Steven Runciman appears to have used Ernoul’s account as one of his principle sources for descriptions of the events surrounding Saladin’s rise to power and his impact on the Frankish Kingdoms in the middle-east. When one considers that Ernoul was a historian in the Service of king Baldwin’s brother in law Balian, he will have been privy to much information about the ruling Frankish dynasty at this time and his account can be assumed to be reliable. Despite the obvious Frankish bias the account does try to be objective and most importantly it supports Baha’ad-Din’s account of the description of Saladin’s Character. Saladin was then, the epitome of medieval chivalry, which is rather ironic considering that the Christian Knights were his enemies. Steven Runciman is certainly an admirer.

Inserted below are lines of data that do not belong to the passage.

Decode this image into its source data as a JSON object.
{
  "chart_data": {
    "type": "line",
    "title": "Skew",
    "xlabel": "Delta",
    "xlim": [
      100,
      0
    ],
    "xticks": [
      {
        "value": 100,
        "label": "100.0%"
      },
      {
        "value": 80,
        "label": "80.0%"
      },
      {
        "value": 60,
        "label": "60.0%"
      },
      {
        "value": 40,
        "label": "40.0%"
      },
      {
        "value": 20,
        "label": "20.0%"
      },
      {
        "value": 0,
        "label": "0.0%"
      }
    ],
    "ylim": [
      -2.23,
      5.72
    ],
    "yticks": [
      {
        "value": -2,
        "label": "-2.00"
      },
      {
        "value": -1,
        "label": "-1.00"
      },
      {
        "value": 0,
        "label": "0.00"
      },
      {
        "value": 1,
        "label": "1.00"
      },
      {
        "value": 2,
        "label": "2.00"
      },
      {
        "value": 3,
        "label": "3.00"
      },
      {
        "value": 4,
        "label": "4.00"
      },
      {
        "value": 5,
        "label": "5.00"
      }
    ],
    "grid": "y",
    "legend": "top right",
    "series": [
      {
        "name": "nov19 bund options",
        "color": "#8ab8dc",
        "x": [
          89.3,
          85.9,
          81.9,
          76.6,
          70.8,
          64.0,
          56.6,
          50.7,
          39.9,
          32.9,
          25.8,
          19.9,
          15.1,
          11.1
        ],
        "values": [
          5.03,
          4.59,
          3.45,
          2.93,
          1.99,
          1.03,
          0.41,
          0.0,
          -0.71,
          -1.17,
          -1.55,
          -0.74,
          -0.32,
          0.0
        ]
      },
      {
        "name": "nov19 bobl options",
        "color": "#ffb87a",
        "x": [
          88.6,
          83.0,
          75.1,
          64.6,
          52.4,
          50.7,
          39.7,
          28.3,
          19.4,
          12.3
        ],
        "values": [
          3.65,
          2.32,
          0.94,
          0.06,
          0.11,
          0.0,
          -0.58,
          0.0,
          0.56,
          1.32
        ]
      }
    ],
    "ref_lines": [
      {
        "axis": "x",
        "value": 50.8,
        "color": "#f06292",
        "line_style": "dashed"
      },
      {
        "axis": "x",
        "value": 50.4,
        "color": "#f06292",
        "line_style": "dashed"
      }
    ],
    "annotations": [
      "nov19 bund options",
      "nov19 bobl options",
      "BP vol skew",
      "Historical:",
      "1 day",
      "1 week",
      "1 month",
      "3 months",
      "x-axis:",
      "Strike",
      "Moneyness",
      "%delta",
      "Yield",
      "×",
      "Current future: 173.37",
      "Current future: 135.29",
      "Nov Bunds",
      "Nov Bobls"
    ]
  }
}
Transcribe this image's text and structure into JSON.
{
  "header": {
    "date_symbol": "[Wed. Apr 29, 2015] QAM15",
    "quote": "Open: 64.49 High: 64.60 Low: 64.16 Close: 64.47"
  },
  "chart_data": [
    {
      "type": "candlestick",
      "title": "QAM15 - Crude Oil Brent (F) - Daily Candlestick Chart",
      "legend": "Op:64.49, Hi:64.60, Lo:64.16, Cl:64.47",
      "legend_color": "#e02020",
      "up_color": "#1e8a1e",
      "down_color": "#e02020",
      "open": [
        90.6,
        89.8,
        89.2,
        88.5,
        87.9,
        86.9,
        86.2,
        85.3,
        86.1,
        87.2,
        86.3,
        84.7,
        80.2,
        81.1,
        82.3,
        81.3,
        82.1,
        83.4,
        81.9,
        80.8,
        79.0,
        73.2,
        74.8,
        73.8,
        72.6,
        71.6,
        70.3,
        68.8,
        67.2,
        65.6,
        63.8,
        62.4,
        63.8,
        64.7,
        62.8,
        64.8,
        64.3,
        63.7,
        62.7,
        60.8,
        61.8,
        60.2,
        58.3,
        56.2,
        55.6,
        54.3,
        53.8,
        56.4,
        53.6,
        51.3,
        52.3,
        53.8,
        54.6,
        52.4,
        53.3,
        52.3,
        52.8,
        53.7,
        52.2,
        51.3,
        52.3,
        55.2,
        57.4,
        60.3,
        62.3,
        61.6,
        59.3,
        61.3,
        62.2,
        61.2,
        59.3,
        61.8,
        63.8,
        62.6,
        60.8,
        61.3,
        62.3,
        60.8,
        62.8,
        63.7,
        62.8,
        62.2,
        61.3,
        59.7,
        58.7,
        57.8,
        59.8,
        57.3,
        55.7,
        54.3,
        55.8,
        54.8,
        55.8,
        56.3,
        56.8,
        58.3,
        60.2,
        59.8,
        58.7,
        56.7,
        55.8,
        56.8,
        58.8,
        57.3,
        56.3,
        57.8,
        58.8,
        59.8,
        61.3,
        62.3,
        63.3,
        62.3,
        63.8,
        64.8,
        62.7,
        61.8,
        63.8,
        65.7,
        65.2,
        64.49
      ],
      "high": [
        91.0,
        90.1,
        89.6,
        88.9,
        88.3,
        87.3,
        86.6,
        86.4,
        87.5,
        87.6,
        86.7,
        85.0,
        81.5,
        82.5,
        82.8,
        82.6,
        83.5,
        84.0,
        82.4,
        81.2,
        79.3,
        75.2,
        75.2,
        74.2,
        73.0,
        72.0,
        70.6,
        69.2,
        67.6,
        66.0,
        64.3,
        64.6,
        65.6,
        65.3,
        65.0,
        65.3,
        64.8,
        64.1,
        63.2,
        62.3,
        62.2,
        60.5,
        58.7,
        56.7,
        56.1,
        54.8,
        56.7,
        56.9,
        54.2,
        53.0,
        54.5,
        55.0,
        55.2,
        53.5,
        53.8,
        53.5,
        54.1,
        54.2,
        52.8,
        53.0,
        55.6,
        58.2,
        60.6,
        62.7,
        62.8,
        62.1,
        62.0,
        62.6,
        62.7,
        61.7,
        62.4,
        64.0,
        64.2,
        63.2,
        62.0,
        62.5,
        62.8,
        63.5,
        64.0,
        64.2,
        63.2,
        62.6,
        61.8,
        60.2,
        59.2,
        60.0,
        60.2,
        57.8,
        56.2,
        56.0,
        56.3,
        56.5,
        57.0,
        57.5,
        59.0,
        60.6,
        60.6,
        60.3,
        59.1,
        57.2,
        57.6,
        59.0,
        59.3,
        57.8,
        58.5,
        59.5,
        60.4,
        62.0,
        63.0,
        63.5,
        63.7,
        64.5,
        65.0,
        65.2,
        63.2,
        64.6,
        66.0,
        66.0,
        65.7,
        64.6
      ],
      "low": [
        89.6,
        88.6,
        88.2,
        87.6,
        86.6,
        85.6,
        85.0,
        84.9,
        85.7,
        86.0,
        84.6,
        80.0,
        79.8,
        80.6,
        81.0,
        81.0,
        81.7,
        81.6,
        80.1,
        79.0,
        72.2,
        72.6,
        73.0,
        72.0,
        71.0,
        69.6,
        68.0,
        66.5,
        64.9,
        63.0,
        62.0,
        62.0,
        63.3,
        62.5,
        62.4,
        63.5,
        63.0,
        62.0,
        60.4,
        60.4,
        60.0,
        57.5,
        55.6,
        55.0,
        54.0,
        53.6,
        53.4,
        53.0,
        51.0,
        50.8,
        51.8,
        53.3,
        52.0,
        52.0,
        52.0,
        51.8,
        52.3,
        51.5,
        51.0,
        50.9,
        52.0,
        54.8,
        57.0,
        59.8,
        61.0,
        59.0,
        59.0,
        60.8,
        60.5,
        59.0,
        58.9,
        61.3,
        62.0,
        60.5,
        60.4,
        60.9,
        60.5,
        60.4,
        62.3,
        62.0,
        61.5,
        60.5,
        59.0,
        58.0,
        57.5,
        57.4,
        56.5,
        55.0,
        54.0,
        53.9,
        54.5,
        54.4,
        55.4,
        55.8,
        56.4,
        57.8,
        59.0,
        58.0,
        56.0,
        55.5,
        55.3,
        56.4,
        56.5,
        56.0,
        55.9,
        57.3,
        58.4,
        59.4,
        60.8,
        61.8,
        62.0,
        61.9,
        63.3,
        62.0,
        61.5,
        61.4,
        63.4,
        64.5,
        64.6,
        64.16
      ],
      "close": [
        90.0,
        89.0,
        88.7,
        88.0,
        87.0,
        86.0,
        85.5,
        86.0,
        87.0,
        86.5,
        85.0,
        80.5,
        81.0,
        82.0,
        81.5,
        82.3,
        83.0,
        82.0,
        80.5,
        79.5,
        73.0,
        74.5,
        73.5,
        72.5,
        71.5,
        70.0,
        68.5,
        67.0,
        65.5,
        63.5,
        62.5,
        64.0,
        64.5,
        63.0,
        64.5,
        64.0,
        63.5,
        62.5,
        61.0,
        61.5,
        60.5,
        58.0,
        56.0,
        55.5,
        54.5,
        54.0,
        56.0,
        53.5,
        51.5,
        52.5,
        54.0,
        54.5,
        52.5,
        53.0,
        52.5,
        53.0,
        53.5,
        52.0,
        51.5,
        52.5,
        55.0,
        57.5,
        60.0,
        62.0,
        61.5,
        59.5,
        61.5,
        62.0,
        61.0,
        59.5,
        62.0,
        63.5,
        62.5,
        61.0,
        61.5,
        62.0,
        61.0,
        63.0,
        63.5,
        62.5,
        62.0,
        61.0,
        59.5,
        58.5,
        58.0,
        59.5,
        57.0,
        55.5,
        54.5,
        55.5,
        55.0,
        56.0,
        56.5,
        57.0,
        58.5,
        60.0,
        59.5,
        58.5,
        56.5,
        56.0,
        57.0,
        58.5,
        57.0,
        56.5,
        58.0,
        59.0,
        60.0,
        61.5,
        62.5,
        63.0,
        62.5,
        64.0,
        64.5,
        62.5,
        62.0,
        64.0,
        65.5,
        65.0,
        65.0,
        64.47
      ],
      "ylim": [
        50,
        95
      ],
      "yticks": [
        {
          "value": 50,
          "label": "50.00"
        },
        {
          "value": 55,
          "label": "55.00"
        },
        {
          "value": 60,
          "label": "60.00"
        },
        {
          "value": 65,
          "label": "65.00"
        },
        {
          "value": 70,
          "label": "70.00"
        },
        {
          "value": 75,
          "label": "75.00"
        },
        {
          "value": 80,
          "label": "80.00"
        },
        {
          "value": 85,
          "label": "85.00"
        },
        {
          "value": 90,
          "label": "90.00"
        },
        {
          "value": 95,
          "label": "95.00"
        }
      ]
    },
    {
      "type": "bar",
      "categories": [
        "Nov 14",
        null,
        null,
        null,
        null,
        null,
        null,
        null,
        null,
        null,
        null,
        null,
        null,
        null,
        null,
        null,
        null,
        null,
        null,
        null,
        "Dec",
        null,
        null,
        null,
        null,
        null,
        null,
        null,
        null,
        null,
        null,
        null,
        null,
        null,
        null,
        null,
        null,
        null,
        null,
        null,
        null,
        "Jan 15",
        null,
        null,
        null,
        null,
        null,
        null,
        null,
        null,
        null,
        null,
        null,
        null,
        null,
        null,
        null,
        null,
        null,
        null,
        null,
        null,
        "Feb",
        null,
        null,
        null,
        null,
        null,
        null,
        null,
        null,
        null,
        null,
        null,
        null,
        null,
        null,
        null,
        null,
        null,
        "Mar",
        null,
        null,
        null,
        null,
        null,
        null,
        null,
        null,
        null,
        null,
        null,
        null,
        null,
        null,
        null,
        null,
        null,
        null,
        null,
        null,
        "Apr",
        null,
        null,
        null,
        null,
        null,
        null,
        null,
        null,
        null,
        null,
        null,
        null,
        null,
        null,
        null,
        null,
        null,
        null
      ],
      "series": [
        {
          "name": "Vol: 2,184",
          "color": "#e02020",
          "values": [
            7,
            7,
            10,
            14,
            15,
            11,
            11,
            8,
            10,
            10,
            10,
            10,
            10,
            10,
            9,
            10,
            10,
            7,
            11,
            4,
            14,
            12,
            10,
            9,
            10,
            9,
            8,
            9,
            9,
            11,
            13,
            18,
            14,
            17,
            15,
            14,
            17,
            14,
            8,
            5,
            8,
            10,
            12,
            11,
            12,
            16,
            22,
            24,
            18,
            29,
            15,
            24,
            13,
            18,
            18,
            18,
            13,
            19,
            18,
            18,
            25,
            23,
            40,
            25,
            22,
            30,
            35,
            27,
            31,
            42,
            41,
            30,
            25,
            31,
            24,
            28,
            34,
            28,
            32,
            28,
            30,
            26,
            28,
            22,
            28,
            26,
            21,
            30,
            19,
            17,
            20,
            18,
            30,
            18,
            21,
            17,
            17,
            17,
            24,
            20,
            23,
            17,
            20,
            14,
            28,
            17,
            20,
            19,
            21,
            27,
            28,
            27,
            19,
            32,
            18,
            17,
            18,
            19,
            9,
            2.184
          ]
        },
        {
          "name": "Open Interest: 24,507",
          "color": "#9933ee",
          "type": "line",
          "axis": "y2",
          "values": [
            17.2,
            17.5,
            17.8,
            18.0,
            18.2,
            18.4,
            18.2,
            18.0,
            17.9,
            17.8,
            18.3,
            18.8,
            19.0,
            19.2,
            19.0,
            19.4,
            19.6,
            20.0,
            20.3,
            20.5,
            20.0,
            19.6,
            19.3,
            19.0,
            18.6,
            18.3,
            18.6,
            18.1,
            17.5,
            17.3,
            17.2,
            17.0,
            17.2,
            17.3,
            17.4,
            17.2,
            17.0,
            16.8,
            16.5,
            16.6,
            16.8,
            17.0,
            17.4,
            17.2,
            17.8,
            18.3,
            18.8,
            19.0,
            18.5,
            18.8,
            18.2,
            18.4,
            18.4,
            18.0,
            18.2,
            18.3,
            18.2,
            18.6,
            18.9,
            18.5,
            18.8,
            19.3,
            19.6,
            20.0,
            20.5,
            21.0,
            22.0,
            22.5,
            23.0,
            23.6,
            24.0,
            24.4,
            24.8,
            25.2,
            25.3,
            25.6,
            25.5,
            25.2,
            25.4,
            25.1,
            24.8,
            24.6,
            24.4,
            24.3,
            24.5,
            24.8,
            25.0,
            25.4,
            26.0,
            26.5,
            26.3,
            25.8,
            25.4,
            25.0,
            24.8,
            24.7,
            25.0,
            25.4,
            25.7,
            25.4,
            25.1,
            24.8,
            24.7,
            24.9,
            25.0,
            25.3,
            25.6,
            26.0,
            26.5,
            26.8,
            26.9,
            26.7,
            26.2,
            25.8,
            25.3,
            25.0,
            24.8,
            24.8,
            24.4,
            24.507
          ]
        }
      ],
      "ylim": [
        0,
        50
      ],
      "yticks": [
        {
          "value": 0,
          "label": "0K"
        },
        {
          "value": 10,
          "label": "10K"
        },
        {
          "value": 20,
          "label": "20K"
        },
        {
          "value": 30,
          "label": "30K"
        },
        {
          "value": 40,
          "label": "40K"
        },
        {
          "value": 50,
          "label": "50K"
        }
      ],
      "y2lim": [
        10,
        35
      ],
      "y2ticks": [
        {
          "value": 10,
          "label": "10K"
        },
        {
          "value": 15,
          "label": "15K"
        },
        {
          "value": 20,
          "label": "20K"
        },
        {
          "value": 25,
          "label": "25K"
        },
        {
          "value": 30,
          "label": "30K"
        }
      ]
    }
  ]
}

“He [Saladin] had avenged the humiliation of the first crusade, and he had shown how a man of honour celebrates his victory.”


Baha’ad-Din’s Biography of Saladin
W.B. Bartlett, God Wills It! (Stroud, 2000)
Ernle Bradford, The Sword and the Scimitar, (Barnsley, 2004)
H.A.R. Gibb, The Arabic Sources for the Life of Saladin, (Oxford, 1950)
Terry Jones and Alan Ereira, Crusades, (London, 1996)
Mas Latrie (Ed.), Chronique d’Ernoul et de Bernard le Tresorier, (Paris, 1871)
Joshua Prawer, The World of the Crusaders, (London, 1972)
Steven Runcimen, A History of the Crusades 2: The Kingdom of Jerusalem, (Cambridge, 1952)
Steven Runciman, A History of the Crusades 3: The Kingdom of Acre, (Cambridge, 1954)
Hisham Nashabe (Ed.) Studia Palaestina: Studies in honour of Constantine, (Beirut 1988)
Stubbs (Ed.) Itinerarium Peregrinorum et Gesta Regis Ricardi, (London, 1864)
There is a story about their meeting that was ' immortalized ' in a rather mediocre movie of many years back..
At a tent in the ' desert ' Richard and Saladin share a bite to eat with their respective entourages..

Richard, to show his power takes a knight's helm and places it on a table and then pulls out his sword and with one mighty swing splits the steel helmet in half and buries the sword in the table a few inches..

Saladin smiles, pulls out a silk scarf and tosses it into the air where it floats delicately and slowly to the ground. He takes his scimitar and glides it gently under the scarf as it descends and the scarf, hitting the blade, slices into two pieces as it passes over the sword..

supposed to be all allegorical and point out the differing beliefs and philosophies of the two civilizations..

blunt force raw power versus subtle precision elimination or some such twaddle.. never could find the original ' authentic' account, so I don't know if there was a contemproary or early source for the tale or it was a fiction of the screenwriter...
That's interesting Rocketeer. I had heard of the same account and wanted to use it in my paper but had been unable to track down the source of it. I suspect it is a rather romanticised account but we can be fairly certain that Richard I was a brute of a man. In battle he prided himself of being able to cleave a man from shoulder to groin. brute stregnth indeed.